Three.js OrthographicCamera Zoom Property Explained

This article explains the zoom property of the OrthographicCamera in Three.js, detailing how it controls the scale of your 3D scene and how to implement it correctly in your code. Unlike a perspective camera which mimics real-world depth, an orthographic camera uses a parallel projection where object size remains constant regardless of distance. Controlling the apparent size of objects in this view relies heavily on the zoom property.

What is the Zoom Property?

In Three.js, the zoom property is a numeric factor that scales the camera’s viewing frustum. The default value of zoom is 1.
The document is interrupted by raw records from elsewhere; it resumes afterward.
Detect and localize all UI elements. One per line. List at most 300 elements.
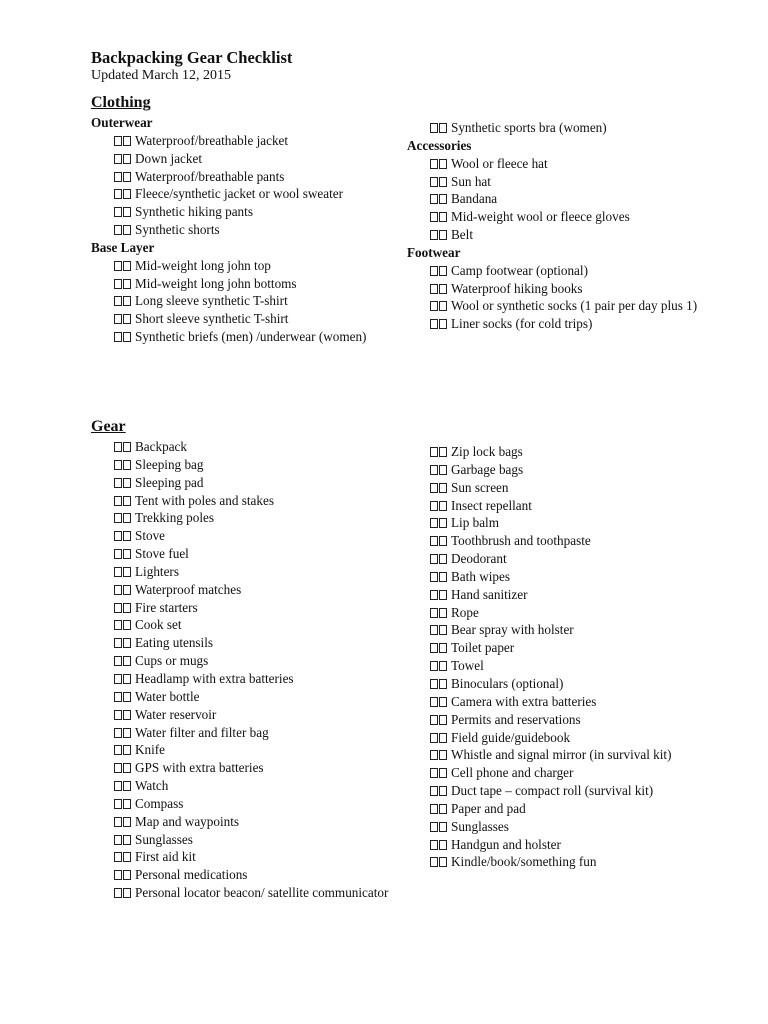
checkbox-icon[interactable] — [123, 531, 131, 541]
checkbox-icon[interactable] — [123, 314, 131, 324]
checkbox-icon[interactable] — [439, 319, 447, 329]
checkbox-icon[interactable] — [430, 590, 438, 600]
checkbox-icon[interactable] — [123, 496, 131, 506]
base-layer-subheading: Base Layer — [91, 239, 155, 255]
checklist-item-label: Field guide/guidebook — [451, 729, 571, 745]
checklist-item — [91, 813, 411, 831]
checklist-item — [91, 292, 411, 310]
checkbox-icon[interactable] — [114, 603, 122, 613]
checklist-item — [91, 724, 411, 742]
checklist-item-label: Wool or synthetic socks (1 pair per day plus 1) — [451, 298, 698, 314]
checkbox-icon[interactable] — [114, 513, 122, 523]
checklist-item-label: Water filter and filter bag — [135, 724, 269, 740]
checkbox-icon[interactable] — [123, 478, 131, 488]
checkbox-icon[interactable] — [439, 768, 447, 778]
checklist-item-label: Tent with poles and stakes — [135, 492, 274, 508]
checklist-item-label: Headlamp with extra batteries — [135, 670, 294, 686]
checklist-item — [407, 639, 707, 657]
checklist-item-label: Water reservoir — [135, 706, 217, 722]
gear-right-list — [407, 443, 707, 871]
checklist-item — [91, 884, 411, 902]
checklist-item — [91, 741, 411, 759]
checklist-item-label: Handgun and holster — [451, 836, 561, 852]
checklist-item-label: Stove — [135, 528, 166, 544]
checklist-item — [91, 545, 411, 563]
checkbox-icon[interactable] — [439, 590, 447, 600]
checkbox-icon[interactable] — [123, 763, 131, 773]
checkbox-icon[interactable] — [439, 212, 447, 222]
checklist-item — [407, 532, 707, 550]
checklist-item-label: Belt — [451, 227, 473, 243]
checkbox-icon[interactable] — [430, 194, 438, 204]
checkbox-icon[interactable] — [439, 230, 447, 240]
checkbox-icon[interactable] — [114, 763, 122, 773]
checklist-item — [91, 777, 411, 795]
checkbox-icon[interactable] — [114, 728, 122, 738]
checklist-item — [407, 836, 707, 854]
checklist-item — [91, 132, 411, 150]
checklist-item-label: Camp footwear (optional) — [451, 262, 588, 278]
checklist-item-label: First aid kit — [135, 849, 196, 865]
checkbox-icon[interactable] — [439, 679, 447, 689]
checkbox-icon[interactable] — [430, 177, 438, 187]
checkbox-icon[interactable] — [439, 715, 447, 725]
checkbox-icon[interactable] — [439, 608, 447, 618]
outerwear-subheading: Outerwear — [91, 115, 153, 130]
checklist-item — [91, 616, 411, 634]
checklist-item-label: Paper and pad — [451, 800, 526, 816]
checklist-item-label: Liner socks (for cold trips) — [451, 316, 593, 332]
checklist-item-label: Mid-weight long john top — [135, 257, 271, 273]
checkbox-icon[interactable] — [439, 697, 447, 707]
checkbox-icon[interactable] — [114, 870, 122, 880]
checkbox-icon[interactable] — [114, 136, 122, 146]
checklist-item — [91, 688, 411, 706]
checklist-item — [407, 853, 707, 871]
checklist-item-label: Sunglasses — [451, 818, 509, 834]
checkbox-icon[interactable] — [430, 625, 438, 635]
checkbox-icon[interactable] — [114, 225, 122, 235]
checkbox-icon[interactable] — [430, 643, 438, 653]
checkbox-icon[interactable] — [430, 123, 438, 133]
checkbox-icon[interactable] — [114, 172, 122, 182]
checklist-item — [91, 275, 411, 293]
checklist-item — [407, 479, 707, 497]
checkbox-icon[interactable] — [123, 296, 131, 306]
checkbox-icon[interactable] — [123, 888, 131, 898]
checkbox-icon[interactable] — [123, 852, 131, 862]
checkbox-icon[interactable] — [123, 279, 131, 289]
checkbox-icon[interactable] — [114, 189, 122, 199]
checklist-item-label: Hand sanitizer — [451, 586, 528, 602]
checklist-item — [407, 190, 707, 208]
checklist-item — [91, 150, 411, 168]
checklist-item-label: Deodorant — [451, 551, 507, 567]
checkbox-icon[interactable] — [439, 447, 447, 457]
checkbox-icon[interactable] — [123, 442, 131, 452]
checkbox-icon[interactable] — [114, 460, 122, 470]
checklist-item — [407, 568, 707, 586]
checkbox-icon[interactable] — [430, 750, 438, 760]
checkbox-icon[interactable] — [123, 136, 131, 146]
checkbox-icon[interactable] — [430, 284, 438, 294]
checkbox-icon[interactable] — [439, 159, 447, 169]
checklist-item — [91, 328, 411, 346]
checklist-item — [407, 443, 707, 461]
checkbox-icon[interactable] — [114, 314, 122, 324]
checkbox-icon[interactable] — [114, 638, 122, 648]
checklist-item-label: Sun hat — [451, 173, 491, 189]
checklist-item-label: Long sleeve synthetic T-shirt — [135, 293, 288, 309]
checklist-item-label: Down jacket — [135, 150, 203, 166]
checklist-item — [407, 711, 707, 729]
checklist-item-label: Backpack — [135, 439, 187, 454]
checklist-item-label: Mid-weight long john bottoms — [135, 275, 297, 291]
checkbox-icon[interactable] — [123, 674, 131, 684]
checklist-item — [407, 604, 707, 622]
checkbox-icon[interactable] — [439, 177, 447, 187]
checklist-item-label: Kindle/book/something fun — [451, 854, 597, 870]
checkbox-icon[interactable] — [439, 536, 447, 546]
checkbox-icon[interactable] — [439, 786, 447, 796]
checkbox-icon[interactable] — [439, 840, 447, 850]
checklist-item — [91, 527, 411, 545]
checkbox-icon[interactable] — [114, 817, 122, 827]
checklist-item-label: Permits and reservations — [451, 711, 581, 727]
checkbox-icon[interactable] — [114, 279, 122, 289]
checklist-item — [91, 795, 411, 813]
checkbox-icon[interactable] — [123, 656, 131, 666]
checkbox-icon[interactable] — [439, 501, 447, 511]
checkbox-icon[interactable] — [123, 225, 131, 235]
checklist-item — [407, 621, 707, 639]
checklist-item — [407, 675, 707, 693]
checkbox-icon[interactable] — [439, 750, 447, 760]
checkbox-icon[interactable] — [123, 603, 131, 613]
checkbox-icon[interactable] — [123, 710, 131, 720]
checkbox-icon[interactable] — [439, 554, 447, 564]
checkbox-icon[interactable] — [439, 804, 447, 814]
checklist-item — [407, 497, 707, 515]
checkbox-icon[interactable] — [439, 465, 447, 475]
checklist-item — [407, 173, 707, 191]
checklist-item-label: Fleece/synthetic jacket or wool sweater — [135, 186, 343, 202]
checklist-item — [407, 800, 707, 818]
checklist-item-label: Waterproof/breathable pants — [135, 168, 285, 184]
checklist-item-label: Garbage bags — [451, 461, 524, 477]
checklist-item — [407, 297, 707, 315]
checklist-item — [91, 203, 411, 221]
footwear-list — [407, 262, 707, 333]
checkbox-icon[interactable] — [430, 715, 438, 725]
checklist-item-label: Synthetic briefs (men) /underwear (women) — [135, 329, 367, 345]
checkbox-icon[interactable] — [114, 567, 122, 577]
checkbox-icon[interactable] — [439, 194, 447, 204]
checklist-item-label: Water bottle — [135, 688, 200, 704]
checkbox-icon[interactable] — [439, 284, 447, 294]
checklist-item — [91, 652, 411, 670]
checklist-item-label: Toilet paper — [451, 640, 515, 656]
checkbox-icon[interactable] — [430, 733, 438, 743]
checkbox-icon[interactable] — [123, 261, 131, 271]
checklist-item — [407, 155, 707, 173]
checklist-item — [407, 693, 707, 711]
checklist-item-label: Synthetic shorts — [135, 222, 220, 238]
checkbox-icon[interactable] — [430, 319, 438, 329]
checkbox-icon[interactable] — [430, 697, 438, 707]
checklist-item-label: Insect repellant — [451, 497, 532, 513]
checklist-item — [91, 866, 411, 884]
checklist-item-label: GPS with extra batteries — [135, 760, 264, 776]
checkbox-icon[interactable] — [114, 531, 122, 541]
checklist-item — [407, 657, 707, 675]
checkbox-icon[interactable] — [430, 857, 438, 867]
checkbox-icon[interactable] — [439, 643, 447, 653]
checkbox-icon[interactable] — [430, 447, 438, 457]
checkbox-icon[interactable] — [430, 230, 438, 240]
checklist-item — [91, 581, 411, 599]
checkbox-icon[interactable] — [439, 266, 447, 276]
checklist-item-label: Knife — [135, 742, 166, 758]
checklist-item-label: Rope — [451, 604, 479, 620]
checkbox-icon[interactable] — [439, 123, 447, 133]
checklist-item-label: Waterproof matches — [135, 581, 242, 597]
checklist-item-label: Lighters — [135, 563, 179, 579]
checkbox-icon[interactable] — [114, 332, 122, 342]
checkbox-icon[interactable] — [123, 692, 131, 702]
checklist-item-label: Map and waypoints — [135, 813, 240, 829]
checklist-item-label: Sleeping pad — [135, 474, 204, 490]
checkbox-icon[interactable] — [123, 799, 131, 809]
checkbox-icon[interactable] — [123, 332, 131, 342]
updated-date: Updated March 12, 2015 — [91, 68, 231, 83]
checklist-item-label: Synthetic hiking pants — [135, 204, 253, 220]
checklist-item — [91, 848, 411, 866]
checklist-item-label: Compass — [135, 795, 184, 811]
checklist-item-label: Waterproof/breathable jacket — [135, 132, 289, 148]
checklist-item — [407, 782, 707, 800]
checklist-item — [91, 168, 411, 186]
checkbox-icon[interactable] — [114, 496, 122, 506]
checklist-item — [91, 438, 411, 456]
checkbox-icon[interactable] — [114, 261, 122, 271]
checkbox-icon[interactable] — [123, 835, 131, 845]
checklist-item — [407, 746, 707, 764]
checkbox-icon[interactable] — [114, 692, 122, 702]
checkbox-icon[interactable] — [123, 172, 131, 182]
checklist-item — [407, 208, 707, 226]
checkbox-icon[interactable] — [439, 625, 447, 635]
checklist-item — [407, 461, 707, 479]
checklist-item — [91, 474, 411, 492]
checklist-item — [407, 729, 707, 747]
checklist-item-label: Stove fuel — [135, 546, 189, 562]
checklist-item-label: Sleeping bag — [135, 456, 204, 472]
checklist-item-label: Lip balm — [451, 515, 499, 531]
checklist-item — [91, 599, 411, 617]
outerwear-list — [91, 132, 411, 239]
checkbox-icon[interactable] — [439, 572, 447, 582]
checkbox-icon[interactable] — [439, 857, 447, 867]
clothing-left-column — [91, 114, 411, 346]
checklist-item — [407, 119, 707, 137]
checkbox-icon[interactable] — [114, 478, 122, 488]
checklist-item-label: Personal locator beacon/ satellite communicator — [135, 885, 389, 901]
checkbox-icon[interactable] — [114, 296, 122, 306]
checkbox-icon[interactable] — [430, 608, 438, 618]
checklist-item-label: Binoculars (optional) — [451, 675, 564, 691]
checklist-item-label: Mid-weight wool or fleece gloves — [451, 209, 630, 225]
checklist-item-label: Trekking poles — [135, 510, 215, 526]
checklist-item — [91, 492, 411, 510]
checklist-item-label: Personal medications — [135, 867, 248, 883]
checkbox-icon[interactable] — [439, 483, 447, 493]
checklist-item — [91, 831, 411, 849]
checklist-item-label: Cell phone and charger — [451, 765, 574, 781]
checklist-item-label: Camera with extra batteries — [451, 693, 597, 709]
checklist-item — [91, 509, 411, 527]
checklist-item — [407, 315, 707, 333]
checkbox-icon[interactable] — [430, 536, 438, 546]
checkbox-icon[interactable] — [430, 554, 438, 564]
checklist-item — [91, 456, 411, 474]
checkbox-icon[interactable] — [439, 301, 447, 311]
checkbox-icon[interactable] — [430, 518, 438, 528]
checkbox-icon[interactable] — [123, 870, 131, 880]
clothing-heading: Clothing — [91, 94, 151, 111]
checkbox-icon[interactable] — [430, 212, 438, 222]
checklist-item — [407, 586, 707, 604]
checkbox-icon[interactable] — [439, 733, 447, 743]
checkbox-icon[interactable] — [123, 549, 131, 559]
checkbox-icon[interactable] — [114, 745, 122, 755]
sports-bra-list — [407, 119, 707, 137]
checklist-item-label: Bear spray with holster — [451, 622, 574, 638]
clothing-right-column — [407, 119, 707, 333]
checklist-item — [91, 759, 411, 777]
checkbox-icon[interactable] — [114, 852, 122, 862]
checklist-item-label: Cook set — [135, 617, 182, 633]
checkbox-icon[interactable] — [114, 674, 122, 684]
checkbox-icon[interactable] — [430, 822, 438, 832]
checklist-item — [91, 185, 411, 203]
checkbox-icon[interactable] — [430, 483, 438, 493]
gear-left-column — [91, 438, 411, 902]
checkbox-icon[interactable] — [430, 501, 438, 511]
checklist-item-label: Bandana — [451, 191, 498, 207]
footwear-subheading: Footwear — [407, 244, 461, 260]
checkbox-icon[interactable] — [123, 207, 131, 217]
checkbox-icon[interactable] — [114, 656, 122, 666]
checkbox-icon[interactable] — [430, 159, 438, 169]
checklist-item-label: Toothbrush and toothpaste — [451, 533, 591, 549]
gear-left-list — [91, 438, 411, 902]
document-title: Backpacking Gear Checklist — [91, 48, 293, 67]
checklist-item — [407, 818, 707, 836]
checkbox-icon[interactable] — [430, 804, 438, 814]
checkbox-icon[interactable] — [439, 661, 447, 671]
checkbox-icon[interactable] — [439, 518, 447, 528]
checklist-item — [407, 280, 707, 298]
checkbox-icon[interactable] — [430, 679, 438, 689]
checkbox-icon[interactable] — [114, 799, 122, 809]
base-layer-list — [91, 257, 411, 346]
checkbox-icon[interactable] — [114, 585, 122, 595]
checklist-item — [407, 550, 707, 568]
checkbox-icon[interactable] — [439, 822, 447, 832]
checklist-item — [91, 634, 411, 652]
checklist-item-label: Duct tape – compact roll (survival kit) — [451, 783, 654, 799]
checklist-item-label: Cups or mugs — [135, 653, 209, 669]
checkbox-icon[interactable] — [430, 572, 438, 582]
checklist-item — [91, 221, 411, 239]
checkbox-icon[interactable] — [114, 620, 122, 630]
checkbox-icon[interactable] — [123, 620, 131, 630]
checkbox-icon[interactable] — [430, 301, 438, 311]
checkbox-icon[interactable] — [114, 154, 122, 164]
checklist-item-label: Bath wipes — [451, 568, 510, 584]
checkbox-icon[interactable] — [114, 710, 122, 720]
checklist-item — [91, 706, 411, 724]
checklist-item-label: Fire starters — [135, 599, 198, 615]
checklist-item — [407, 764, 707, 782]
checkbox-icon[interactable] — [430, 786, 438, 796]
checkbox-icon[interactable] — [123, 585, 131, 595]
checkbox-icon[interactable] — [114, 888, 122, 898]
checkbox-icon[interactable] — [123, 513, 131, 523]
checkbox-icon[interactable] — [123, 154, 131, 164]
checklist-item — [91, 563, 411, 581]
checklist-item — [91, 670, 411, 688]
checklist-item-label: Sun screen — [451, 479, 509, 495]
checklist-item-label: Towel — [451, 658, 484, 674]
gear-heading: Gear — [91, 418, 126, 435]
checklist-item-label: Sunglasses — [135, 831, 193, 847]
checklist-item-label: Zip lock bags — [451, 444, 523, 459]
checkbox-icon[interactable] — [123, 781, 131, 791]
checklist-item-label: Watch — [135, 778, 169, 794]
checklist-item-label: Short sleeve synthetic T-shirt — [135, 311, 289, 327]
checkbox-icon[interactable] — [114, 835, 122, 845]
checkbox-icon[interactable] — [430, 768, 438, 778]
checkbox-icon[interactable] — [123, 638, 131, 648]
checkbox-icon[interactable] — [123, 745, 131, 755]
checklist-item — [407, 262, 707, 280]
checkbox-icon[interactable] — [430, 840, 438, 850]
checklist-item-label: Synthetic sports bra (women) — [451, 120, 607, 135]
checkbox-icon[interactable] — [114, 549, 122, 559]
accessories-list — [407, 155, 707, 244]
checkbox-icon[interactable] — [430, 661, 438, 671]
checkbox-icon[interactable] — [430, 266, 438, 276]
checkbox-icon[interactable] — [123, 460, 131, 470]
checkbox-icon[interactable] — [123, 567, 131, 577]
checklist-item-label: Whistle and signal mirror (in survival kit) — [451, 747, 672, 763]
checkbox-icon[interactable] — [123, 728, 131, 738]
gear-right-column — [407, 443, 707, 871]
checkbox-icon[interactable] — [114, 442, 122, 452]
accessories-subheading: Accessories — [407, 137, 472, 153]
checkbox-icon[interactable] — [114, 207, 122, 217]
checkbox-icon[interactable] — [430, 465, 438, 475]
checklist-item — [91, 257, 411, 275]
checkbox-icon[interactable] — [123, 817, 131, 827]
checklist-item-label: Eating utensils — [135, 635, 214, 651]
checkbox-icon[interactable] — [123, 189, 131, 199]
checklist-item — [407, 514, 707, 532]
checkbox-icon[interactable] — [114, 781, 122, 791]
checklist-item — [91, 310, 411, 328]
Because an orthographic camera does not have perspective foreshortening, you cannot “zoom in” by simply moving the camera closer to an object along the Z-axis. Moving the camera forward or backward only changes what gets clipped by the near and far planes, not the visual size of the rendered objects. To change the visual scale, you must adjust the camera’s frustum boundaries (left, right, top, and bottom) or use the zoom property.

How Zoom Scales the View

The zoom property acts as a multiplier that alters the camera’s projection matrix. Mathematically, Three.js divides the camera’s frustum dimensions by the zoom factor:

\[\text{Effective Width} = \frac{\text{right} - \text{left}}{\text{zoom}}\] \[\text{Effective Height} = \frac{\text{top} - \text{bottom}}{\text{zoom}}\]

• Zoom > 1 (Zooming In): If you set zoom to 2, the camera’s effective viewing window becomes half its original size. Because the same render target (the canvas) now displays a smaller area of the 3D world, objects appear twice as large.
• Zoom < 1 (Zooming Out): If you set zoom to 0.5, the viewing window doubles in size, capturing a larger area of the scene. Consequently, objects appear half their original size.
• Zoom = 1 (Default): The camera renders the scene using the exact coordinates defined by its left, right, top, and bottom frustum planes.

How to Apply Zoom in Code

To change the zoom level of an OrthographicCamera, you modify its .zoom property directly. However, changing this property does not automatically update the camera’s internal mathematics. You must call camera.updateProjectionMatrix() immediately afterward for the changes to render on the screen.

// 1. Create the OrthographicCamera
const aspect = window.innerWidth / window.innerHeight;
const d = 5;
const camera = new THREE.OrthographicCamera(
    -d * aspect, // left
     d * aspect, // right
     d,          // top
    -d,          // bottom
     1,          // near
     1000        // far
);

// 2. Adjust the zoom level (e.g., zoom in by 2x)
camera.zoom = 2;

// 3. Crucial step: Update the projection matrix
camera.updateProjectionMatrix();

Without calling camera.updateProjectionMatrix(), the visual output will remain unchanged because the GPU will continue using the old projection calculations.